- Specialty: Medical genetics

= Eccrine nevus =

An eccrine nevus is an extremely rare cutaneous condition that, histologically, is characterized by an increase in size or number of eccrine secretory coils. Hyperhidrosis is the most common symptom. It can present as discoloured nodules, papules, or plaques. Eccrine nevus mostly affects the extremities. Eccrine nevus are diagnosed based on histology. Treatment includes surgical excision or topical medications.

== Signs and symptoms ==
The clinical signs of eccrine nevus might vary, involving a single nodular lesion or a broad patch encompassing the majority of the trunk. Discolored nodules, papules, and plaques may also be present. The most often reported symptom, though not always present, is hyperhidrosis. The majority of eccrine nevi are found in the extremities, with a preference for the forearms.

== Causes ==
The cause of eccrine nevus is uncertain. The postulated pathogenic variables include congenital abnormalities in embryogenesis, trauma, and stress, although none have been verified.

== Diagnosis ==
Eccrine nevi are identified histologically, with findings indicating just an increase in the size and/or number of structurally normal eccrine glands.
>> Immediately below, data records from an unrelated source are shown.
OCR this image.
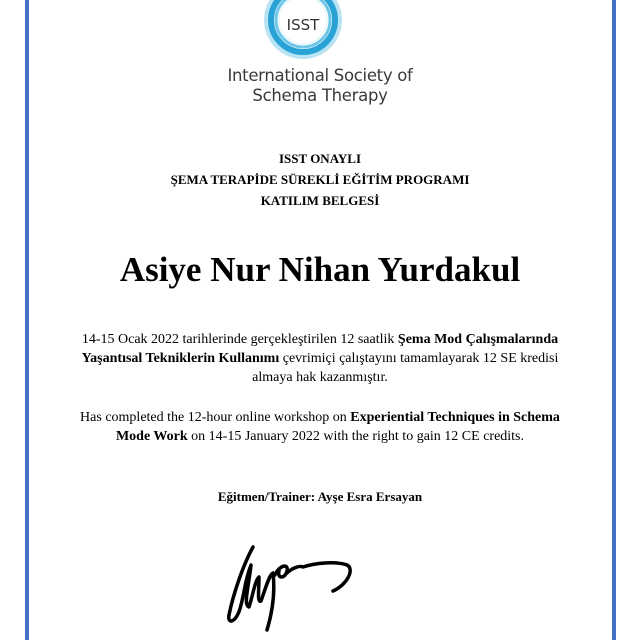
ISST
International Society of
Schema Therapy
ISST ONAYLI
ŞEMA TERAPİDE SÜREKLİ EĞİTİM PROGRAMI
KATILIM BELGESİ
Asiye Nur Nihan Yurdakul
14-15 Ocak 2022 tarihlerinde gerçekleştirilen 12 saatlik Şema Mod Çalışmalarında Yaşantısal Tekniklerin Kullanımı çevrimiçi çalıştayını tamamlayarak 12 SE kredisi almaya hak kazanmıştır.
Has completed the 12-hour online workshop on Experiential Techniques in Schema Mode Work on 14-15 January 2022 with the right to gain 12 CE credits.
Eğitmen/Trainer: Ayşe Esra Ersayan
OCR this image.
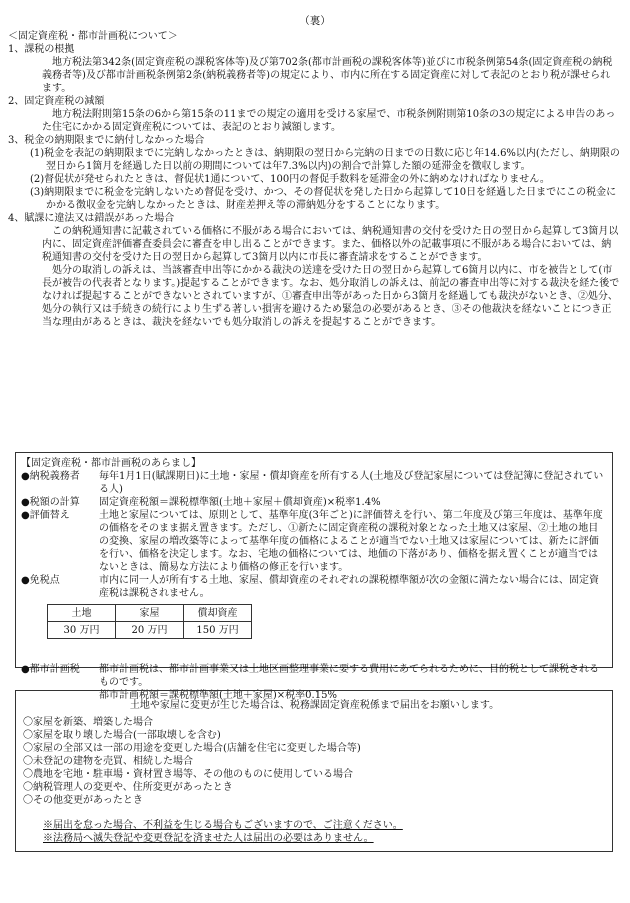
（裏）

＜固定資産税・都市計画税について＞

1、課税の根拠

地方税法第342条(固定資産税の課税客体等)及び第702条(都市計画税の課税客体等)並びに市税条例第54条(固定資産税の納税義務者等)及び都市計画税条例第2条(納税義務者等)の規定により、市内に所在する固定資産に対して表記のとおり税が課せられます。

2、固定資産税の減額

地方税法附則第15条の6から第15条の11までの規定の適用を受ける家屋で、市税条例附則第10条の3の規定による申告のあった住宅にかかる固定資産税については、表記のとおり減額します。

3、税金の納期限までに納付しなかった場合

(1)税金を表記の納期限までに完納しなかったときは、納期限の翌日から完納の日までの日数に応じ年14.6%以内(ただし、納期限の翌日から1箇月を経過した日以前の期間については年7.3%以内)の割合で計算した額の延滞金を徴収します。

(2)督促状が発せられたときは、督促状1通について、100円の督促手数料を延滞金の外に納めなければなりません。

(3)納期限までに税金を完納しないため督促を受け、かつ、その督促状を発した日から起算して10日を経過した日までにこの税金にかかる徴収金を完納しなかったときは、財産差押え等の滞納処分をすることになります。

4、賦課に違法又は錯誤があった場合

この納税通知書に記載されている価格に不服がある場合においては、納税通知書の交付を受けた日の翌日から起算して3箇月以内に、固定資産評価審査委員会に審査を申し出ることができます。また、価格以外の記載事項に不服がある場合においては、納税通知書の交付を受けた日の翌日から起算して3箇月以内に市長に審査請求をすることができます。

処分の取消しの訴えは、当該審査申出等にかかる裁決の送達を受けた日の翌日から起算して6箇月以内に、市を被告として(市長が被告の代表者となります。)提起することができます。なお、処分取消しの訴えは、前記の審査申出等に対する裁決を経た後でなければ提起することができないとされていますが、①審査申出等があった日から3箇月を経過しても裁決がないとき、②処分、処分の執行又は手続きの続行により生ずる著しい損害を避けるため緊急の必要があるとき、③その他裁決を経ないことにつき正当な理由があるときは、裁決を経ないでも処分取消しの訴えを提起することができます。

【固定資産税・都市計画税のあらまし】

●納税義務者	毎年1月1日(賦課期日)に土地・家屋・償却資産を所有する人(土地及び登記家屋については登記簿に登記されている人)
●税額の計算	固定資産税額＝課税標準額(土地＋家屋＋償却資産)×税率1.4%
●評価替え	土地と家屋については、原則として、基準年度(3年ごと)に評価替えを行い、第二年度及び第三年度は、基準年度の価格をそのまま据え置きます。ただし、①新たに固定資産税の課税対象となった土地又は家屋、②土地の地目の変換、家屋の増改築等によって基準年度の価格によることが適当でない土地又は家屋については、新たに評価を行い、価格を決定します。なお、宅地の価格については、地価の下落があり、価格を据え置くことが適当ではないときは、簡易な方法により価格の修正を行います。
●免税点	市内に同一人が所有する土地、家屋、償却資産のそれぞれの課税標準額が次の金額に満たない場合には、固定資産税は課税されません。
土地	家屋	償却資産
30 万円	20 万円	150 万円
●都市計画税	都市計画税は、都市計画事業又は土地区画整理事業に要する費用にあてられるために、目的税として課税されるものです。
都市計画税額＝課税標準額(土地＋家屋)×税率0.15%

土地や家屋に変更が生じた場合は、税務課固定資産税係まで届出をお願いします。

〇家屋を新築、増築した場合

〇家屋を取り壊した場合(一部取壊しを含む)

〇家屋の全部又は一部の用途を変更した場合(店舗を住宅に変更した場合等)

〇未登記の建物を売買、相続した場合

〇農地を宅地・駐車場・資材置き場等、その他のものに使用している場合

〇納税管理人の変更や、住所変更があったとき

〇その他変更があったとき

※届出を怠った場合、不利益を生じる場合もございますので、ご注意ください。

※法務局へ滅失登記や変更登記を済ませた人は届出の必要はありません。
However, there have been cases reported with structural abnormalities, including adenomatous alterations, pseudobasaloid cell nests, and twisted ducts.

== Treatment ==
The course of treatment for eccrine nevus is determined by the patient's preferences, associated symptoms, and the extent of the lesion. Surgical excision may be the best course of action when the lesion is tiny. Conversely, topical therapies such botulinum toxin or anticholinergic medicines may be used when localized hyperhidrosis coexists with a big skin lesion.